You are viewing a plain text version of this content. The canonical link for it is here.

Posted to common-user@hadoop.apache.org by Azuryy Yu <az...@gmail.com> on 2015/02/05 10:39:09 UTC

Re: Which [open-souce] SQL engine atop Hadoop?

please look at:
http://mail-archives.apache.org/mod_mbox/tajo-user/201502.mbox/browser



On Tue, Jan 27, 2015 at 5:13 PM, Daniel Haviv <da...@gmail.com> wrote:

> Can you elaborate on why you prefer Tajo?
>
> Daniel
>
> On 27 בינו׳ 2015, at 10:35, Azuryy Yu <az...@gmail.com> wrote:
>
> You almost list all open sourced MPP real time SQL-ON-Hadoop.
>
> I prefer Tajo, which was relased by 0.9.0 recently, and still working in
> progress for 1.0
>
>
> On Mon, Jan 26, 2015 at 10:19 PM, Samuel Marks <sa...@gmail.com>
> wrote:
>
>> Since Hadoop <https://hive.apache.org> came out, there have been various
>> commercial and/or open-source attempts to expose some compatibility with
>> SQL <http://drill.apache.org>.
>>
>> I am seeking one which is good for low-latency querying, and supports the
>> most common CRUD <https://spark.apache.org>, including [the basics!]
>> along these lines: CREATE TABLE, INSERT INTO, SELECT * FROM, UPDATE
>> Table SET C1=2 WHERE, DELETE FROM, and DROP TABLE.
>>
>> I will be utilising them from Python, however there does seem to be a Python
>> JDBC wrapper <https://spark.apache.org/sql>. Additionally it needs to be
>> scalable for big and small data (starting on a single-node "cluster").
>>
>> Here is what I've found thus far:
>>
>>    - Apache Hive <https://hive.apache.org> (SQL-like, with interactive
>>    SQL thanks to the Stinger initiative)
>>    - Apache Drill <http://drill.apache.org> (ANSI SQL support)
>>    - Apache Spark <https://spark.apache.org> (Spark SQL
>>    <https://spark.apache.org/sql>, queries only, add data via Hive, RDD
>>    <https://spark.apache.org/docs/latest/api/scala/index.html#org.apache.spark.sql.SchemaRDD>
>>    or Paraquet <http://parquet.io/>)
>>    - Apache Phoenix <http://phoenix.apache.org> (built atop Apache HBase
>>    <http://hbase.apache.org>, lacks full transaction
>>    <http://en.wikipedia.org/wiki/Database_transaction> support, relational
>>    operators <http://en.wikipedia.org/wiki/Relational_operators> and
>>    some built-in functions)
>>    - Presto <https://github.com/facebook/presto> from Facebook (can
>>    query Hive, Cassandra <http://cassandra.apache.org>, relational DBs
>>    &etc.
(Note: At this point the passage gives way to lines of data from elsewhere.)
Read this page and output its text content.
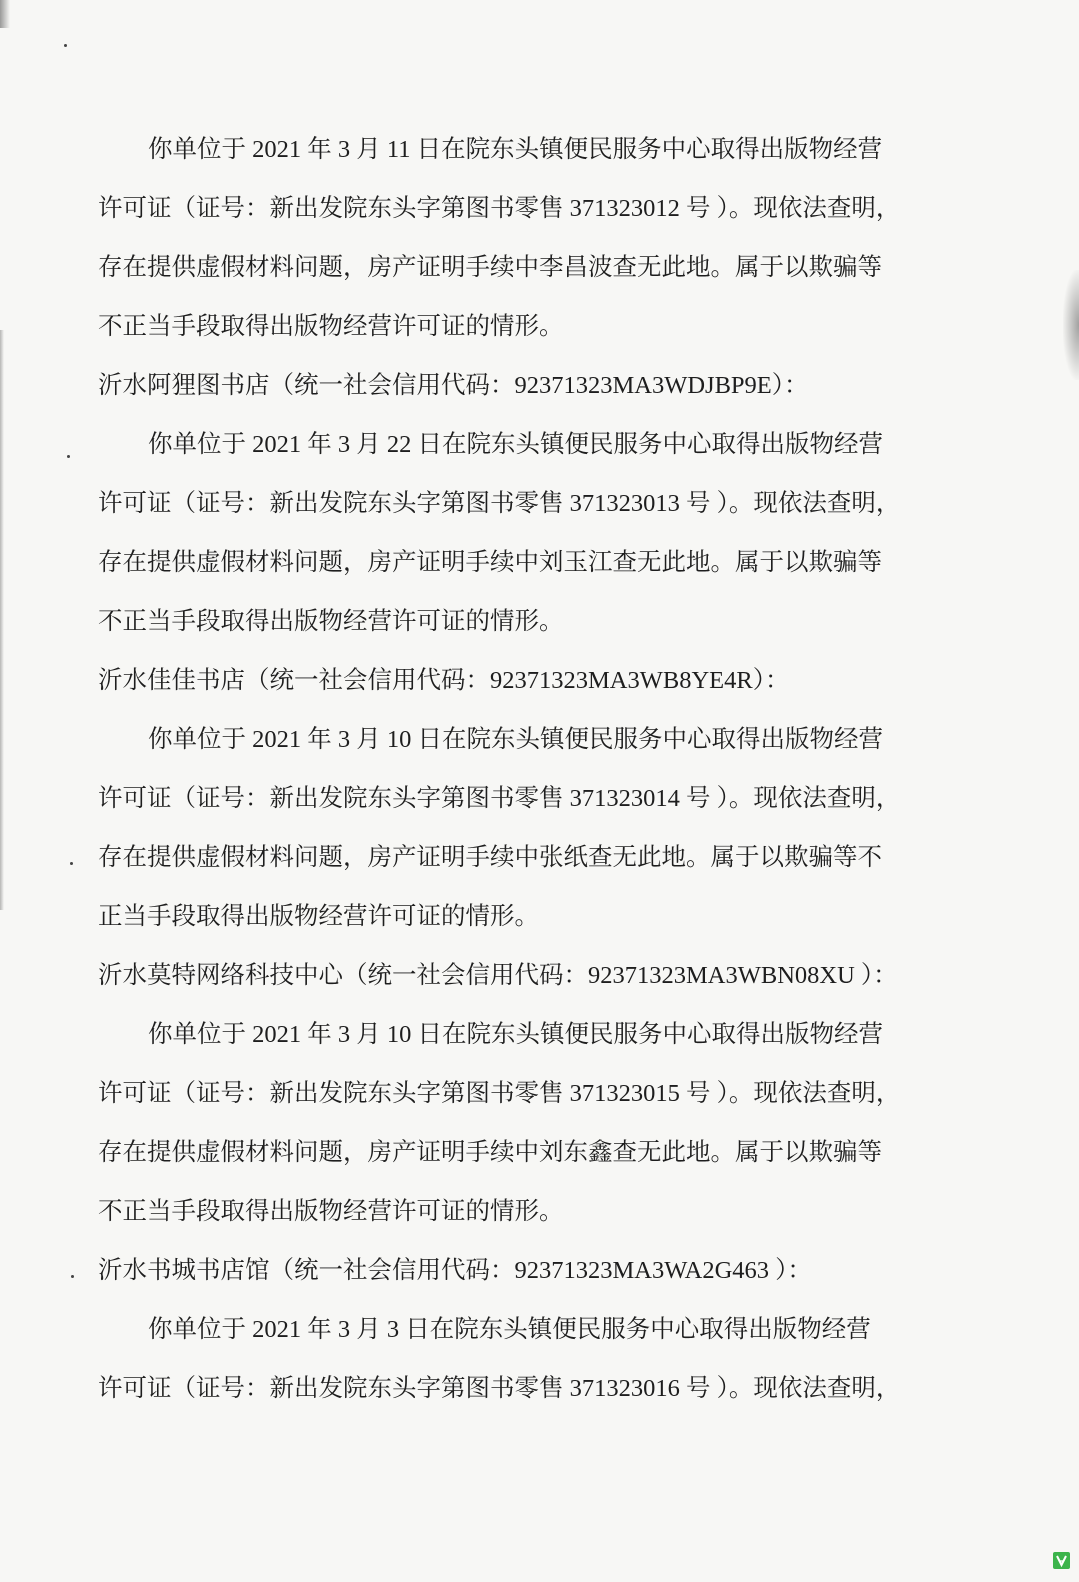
你单位于 2021 年 3 月 11 日在院东头镇便民服务中心取得出版物经营
许可证（证号：新出发院东头字第图书零售 371323012 号 ）。现依法查明，
存在提供虚假材料问题，房产证明手续中李昌波查无此地。属于以欺骗等
不正当手段取得出版物经营许可证的情形。
沂水阿狸图书店（统一社会信用代码：92371323MA3WDJBP9E）：
你单位于 2021 年 3 月 22 日在院东头镇便民服务中心取得出版物经营
许可证（证号：新出发院东头字第图书零售 371323013 号 ）。现依法查明，
存在提供虚假材料问题，房产证明手续中刘玉江查无此地。属于以欺骗等
不正当手段取得出版物经营许可证的情形。
沂水佳佳书店（统一社会信用代码：92371323MA3WB8YE4R）：
你单位于 2021 年 3 月 10 日在院东头镇便民服务中心取得出版物经营
许可证（证号：新出发院东头字第图书零售 371323014 号 ）。现依法查明，
存在提供虚假材料问题，房产证明手续中张纸查无此地。属于以欺骗等不
正当手段取得出版物经营许可证的情形。
沂水莫特网络科技中心（统一社会信用代码：92371323MA3WBN08XU ）：
你单位于 2021 年 3 月 10 日在院东头镇便民服务中心取得出版物经营
许可证（证号：新出发院东头字第图书零售 371323015 号 ）。现依法查明，
存在提供虚假材料问题，房产证明手续中刘东鑫查无此地。属于以欺骗等
不正当手段取得出版物经营许可证的情形。
沂水书城书店馆（统一社会信用代码：92371323MA3WA2G463 ）：
你单位于 2021 年 3 月 3 日在院东头镇便民服务中心取得出版物经营
许可证（证号：新出发院东头字第图书零售 371323016 号 ）。现依法查明，
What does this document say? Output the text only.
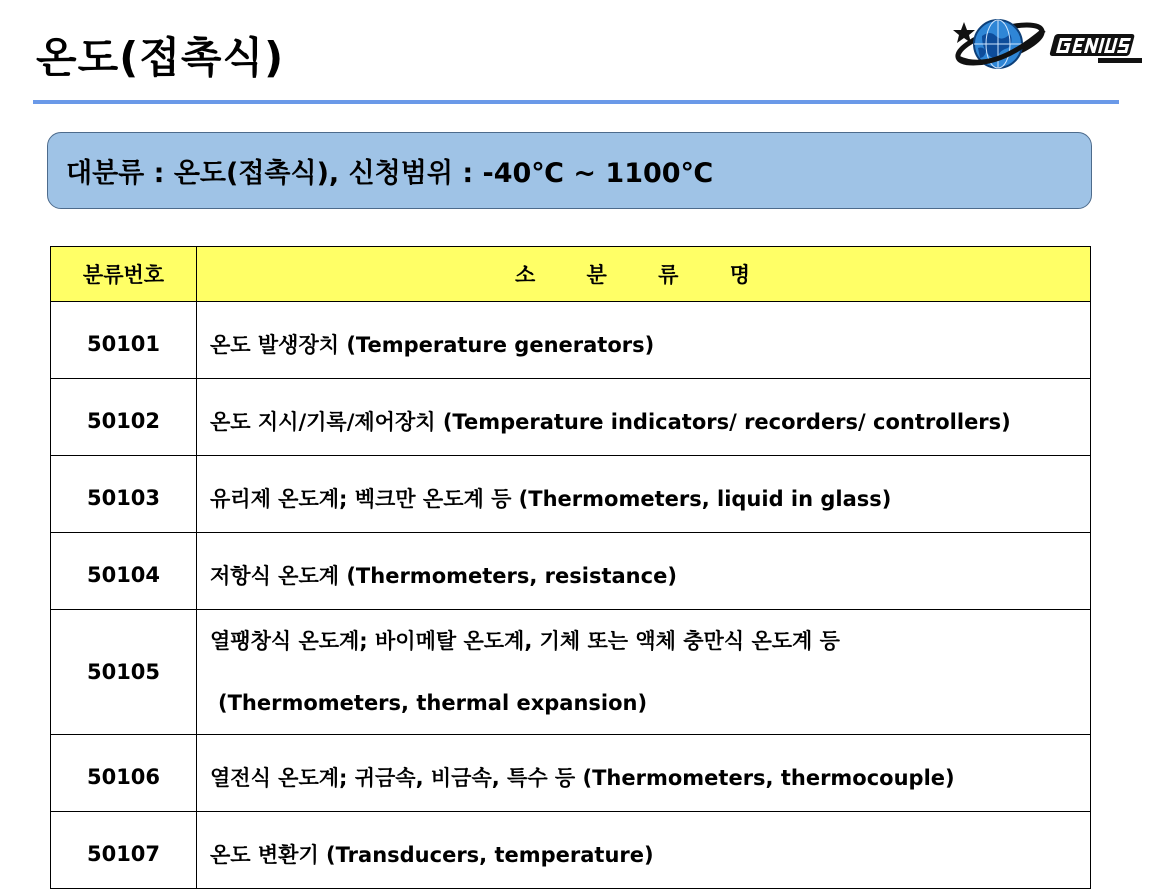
온도(접촉식)
대분류 : 온도(접촉식), 신청범위 : -40℃ ~ 1100℃
분류번호	소 분 류 명
50101	온도 발생장치 (Temperature generators)
50102	온도 지시/기록/제어장치 (Temperature indicators/ recorders/ controllers)
50103	유리제 온도계; 벡크만 온도계 등 (Thermometers, liquid in glass)
50104	저항식 온도계 (Thermometers, resistance)
50105	열팽창식 온도계; 바이메탈 온도계, 기체 또는 액체 충만식 온도계 등
(Thermometers, thermal expansion)

50106	열전식 온도계; 귀금속, 비금속, 특수 등 (Thermometers, thermocouple)
50107	온도 변환기 (Transducers, temperature)
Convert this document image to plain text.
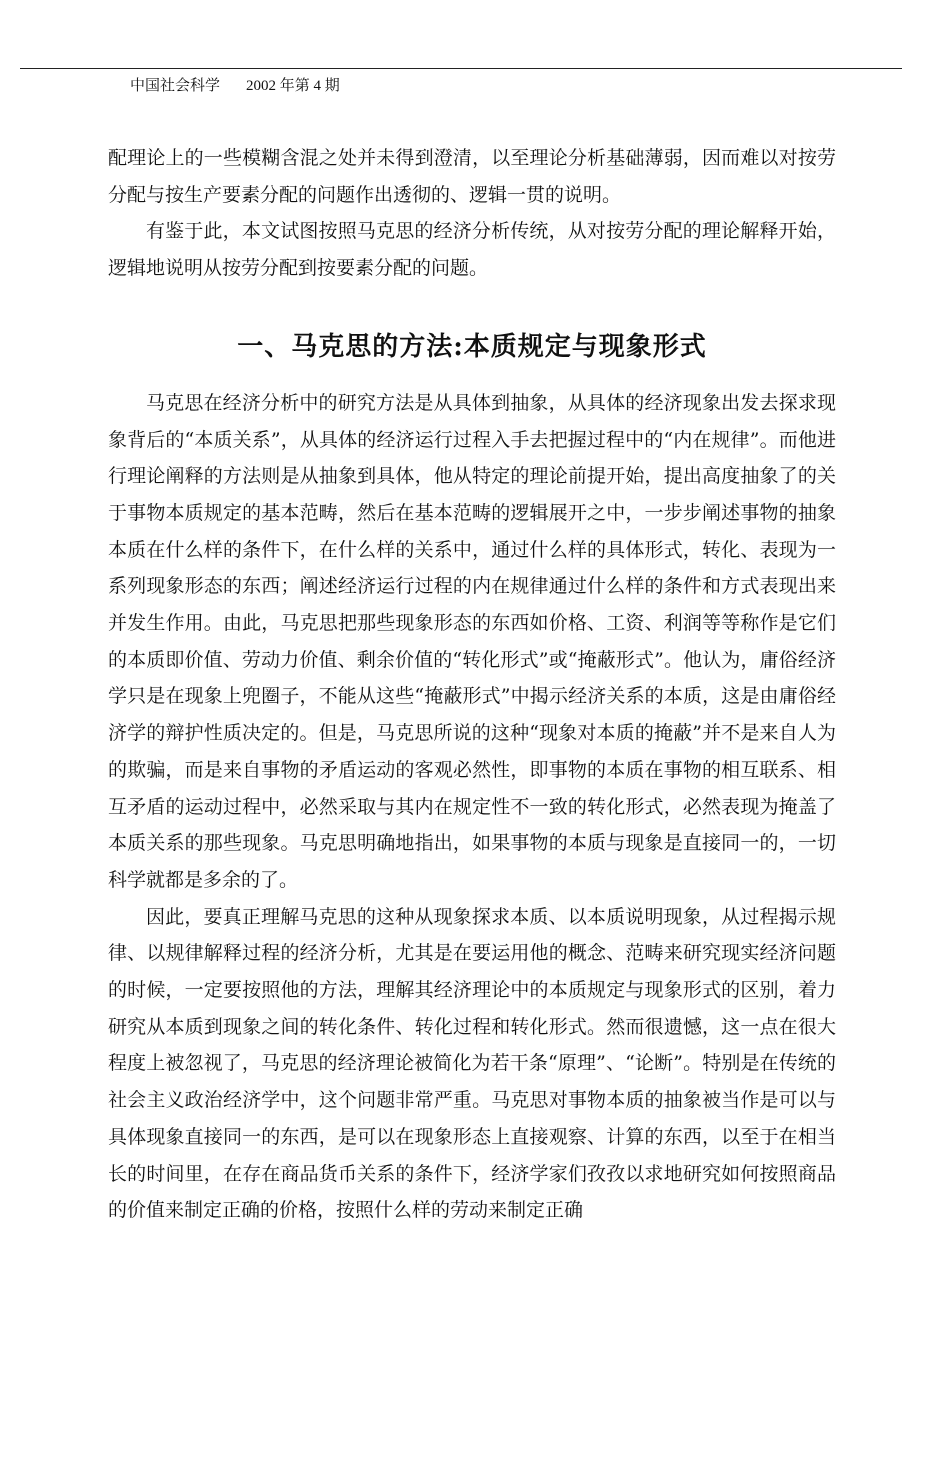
中国社会科学 2002 年第 4 期

配理论上的一些模糊含混之处并未得到澄清，以至理论分析基础薄弱，因而难以对按劳分配与按生产要素分配的问题作出透彻的、逻辑一贯的说明。

有鉴于此，本文试图按照马克思的经济分析传统，从对按劳分配的理论解释开始，逻辑地说明从按劳分配到按要素分配的问题。

一、马克思的方法:本质规定与现象形式

马克思在经济分析中的研究方法是从具体到抽象，从具体的经济现象出发去探求现象背后的“本质关系”，从具体的经济运行过程入手去把握过程中的“内在规律”。而他进行理论阐释的方法则是从抽象到具体，他从特定的理论前提开始，提出高度抽象了的关于事物本质规定的基本范畴，然后在基本范畴的逻辑展开之中，一步步阐述事物的抽象本质在什么样的条件下，在什么样的关系中，通过什么样的具体形式，转化、表现为一系列现象形态的东西；阐述经济运行过程的内在规律通过什么样的条件和方式表现出来并发生作用。由此，马克思把那些现象形态的东西如价格、工资、利润等等称作是它们的本质即价值、劳动力价值、剩余价值的“转化形式”或“掩蔽形式”。他认为，庸俗经济学只是在现象上兜圈子，不能从这些“掩蔽形式”中揭示经济关系的本质，这是由庸俗经济学的辩护性质决定的。但是，马克思所说的这种“现象对本质的掩蔽”并不是来自人为的欺骗，而是来自事物的矛盾运动的客观必然性，即事物的本质在事物的相互联系、相互矛盾的运动过程中，必然采取与其内在规定性不一致的转化形式，必然表现为掩盖了本质关系的那些现象。马克思明确地指出，如果事物的本质与现象是直接同一的，一切科学就都是多余的了。

因此，要真正理解马克思的这种从现象探求本质、以本质说明现象，从过程揭示规律、以规律解释过程的经济分析，尤其是在要运用他的概念、范畴来研究现实经济问题的时候，一定要按照他的方法，理解其经济理论中的本质规定与现象形式的区别，着力研究从本质到现象之间的转化条件、转化过程和转化形式。然而很遗憾，这一点在很大程度上被忽视了，马克思的经济理论被简化为若干条“原理”、“论断”。特别是在传统的社会主义政治经济学中，这个问题非常严重。马克思对事物本质的抽象被当作是可以与具体现象直接同一的东西，是可以在现象形态上直接观察、计算的东西，以至于在相当长的时间里，在存在商品货币关系的条件下，经济学家们孜孜以求地研究如何按照商品的价值来制定正确的价格，按照什么样的劳动来制定正确
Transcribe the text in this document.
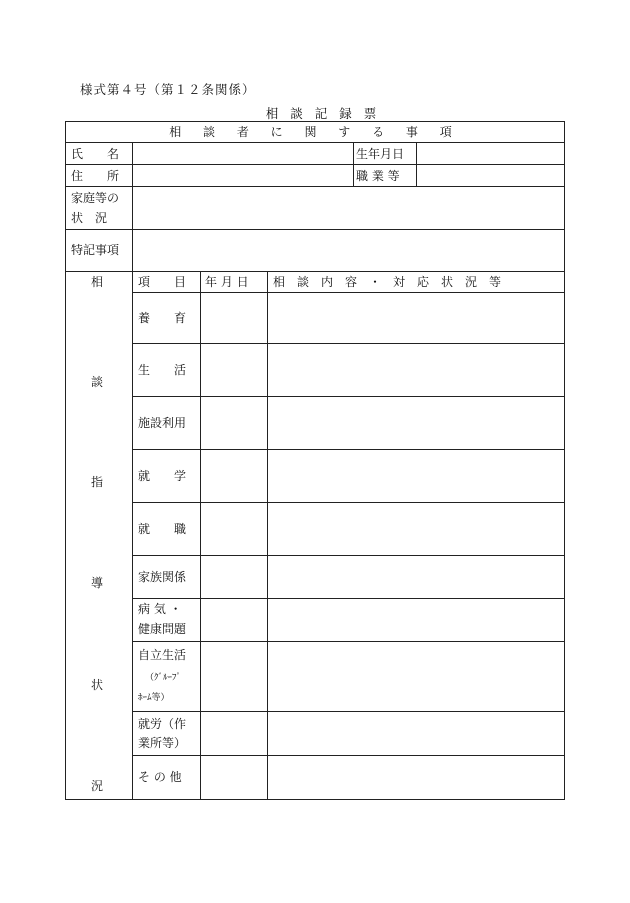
様式第４号（第１２条関係）
相談記録票
相 談 者 に 関 す る 事 項
氏　　名	生年月日
住　　所	職 業 等
家庭等の
状　況
特記事項
相
談
指
導
状
況
項　　目 年 月 日 相　談　内　容　・　対　応　状　況　等
養　　育
生　　活
施設利用
就　　学
就　　職
家族関係
病 気 ・
健康問題
自立生活
（ｸﾞﾙｰﾌﾟ
ﾎｰﾑ等）
就労（作
業所等）
そ の 他
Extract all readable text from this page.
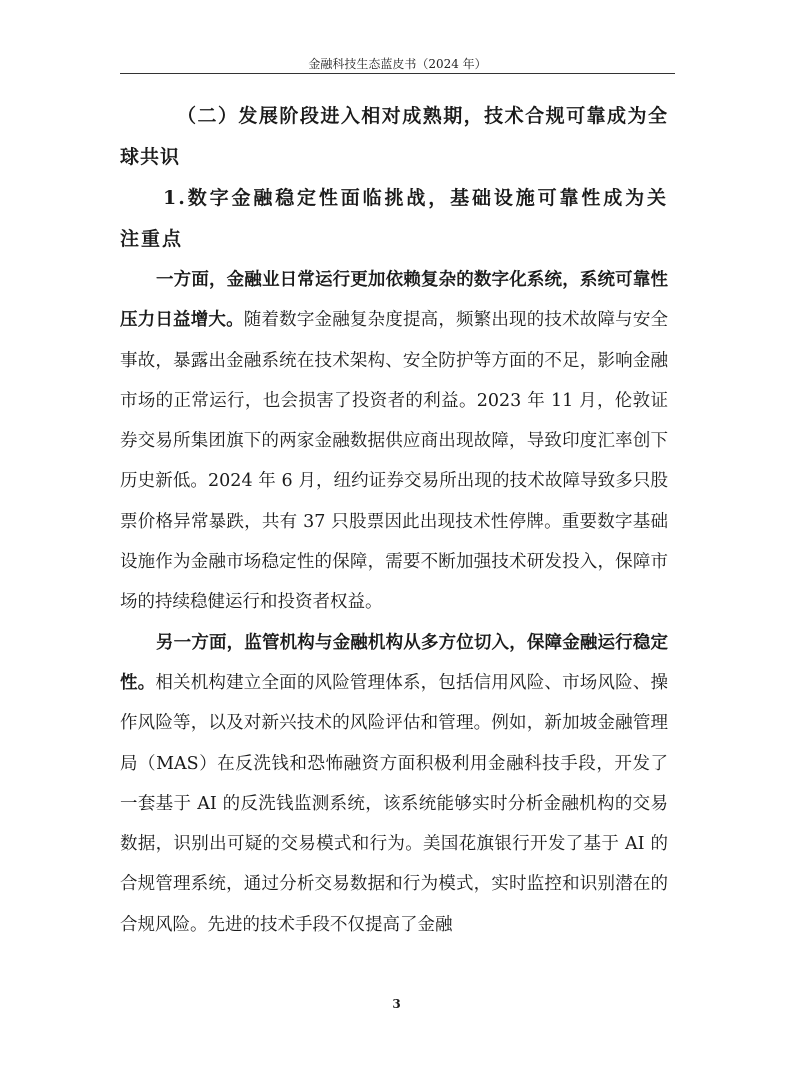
金融科技生态蓝皮书（2024 年）
（二）发展阶段进入相对成熟期，技术合规可靠成为全球共识
1.数字金融稳定性面临挑战，基础设施可靠性成为关注重点

一方面，金融业日常运行更加依赖复杂的数字化系统，系统可靠性压力日益增大。随着数字金融复杂度提高，频繁出现的技术故障与安全事故，暴露出金融系统在技术架构、安全防护等方面的不足，影响金融市场的正常运行，也会损害了投资者的利益。2023 年 11 月，伦敦证券交易所集团旗下的两家金融数据供应商出现故障，导致印度汇率创下历史新低。2024 年 6 月，纽约证券交易所出现的技术故障导致多只股票价格异常暴跌，共有 37 只股票因此出现技术性停牌。重要数字基础设施作为金融市场稳定性的保障，需要不断加强技术研发投入，保障市场的持续稳健运行和投资者权益。

另一方面，监管机构与金融机构从多方位切入，保障金融运行稳定性。相关机构建立全面的风险管理体系，包括信用风险、市场风险、操作风险等，以及对新兴技术的风险评估和管理。例如，新加坡金融管理局（MAS）在反洗钱和恐怖融资方面积极利用金融科技手段，开发了一套基于 AI 的反洗钱监测系统，该系统能够实时分析金融机构的交易数据，识别出可疑的交易模式和行为。美国花旗银行开发了基于 AI 的合规管理系统，通过分析交易数据和行为模式，实时监控和识别潜在的合规风险。先进的技术手段不仅提高了金融

3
Doesn't seem to be designed for low-latency responses across small
>>    clusters, or support UPDATE operations. It is optimized for data
>>    warehousing or analytics¹
>>    <http://prestodb.io/docs/current/overview/use-cases.html>)
>>    - SQL-Hadoop <https://www.mapr.com/why-hadoop/sql-hadoop> via MapR
>>    community edition <https://www.mapr.com/products/hadoop-download>
>>    (seems to be a packaging of Hive, HP Vertica
>>    <http://www.vertica.com/hp-vertica-products/sqlonhadoop>, SparkSQL,
>>    Drill and a native ODBC wrapper
>>    <http://package.mapr.com/tools/MapR-ODBC/MapR_ODBC>)
>>    - Apache Kylin <http://www.kylin.io> from Ebay (provides an SQL
>>    interface and multi-dimensional analysis [OLAP
>>    <http://en.wikipedia.org/wiki/OLAP>], "… offers ANSI SQL on Hadoop
>>    and supports most ANSI SQL query functions". It depends on HDFS, MapReduce,
>>    Hive and HBase; and seems targeted at very large data-sets though maintains
>>    low query latency)
>>    - Apache Tajo <http://tajo.apache.org> (ANSI/ISO SQL standard
>>    compliance with JDBC <http://en.wikipedia.org/wiki/JDBC> driver
>>    support [benchmarks against Hive and Impala
>>    <http://blogs.gartner.com/nick-heudecker/apache-tajo-enters-the-sql-on-hadoop-space>
>>    ])
>>    - Cascading <http://en.wikipedia.org/wiki/Cascading_%28software%29>'s
>>    Lingual <http://docs.cascading.org/lingual/1.0/>²
>>    <http://docs.cascading.org/lingual/1.0/#sql-support> ("Lingual
>>    provides JDBC Drivers, a SQL command shell, and a catalog manager for
>>    publishing files [or any resource] as schemas and tables.")
>>
>> Which—from this list or elsewhere—would you recommend, and why?
>> Thanks for all suggestions,
>>
>> Samuel Marks
>> http://linkedin.com/in/samuelmarks
>>
>
>

Re: Which [open-souce] SQL engine atop Hadoop?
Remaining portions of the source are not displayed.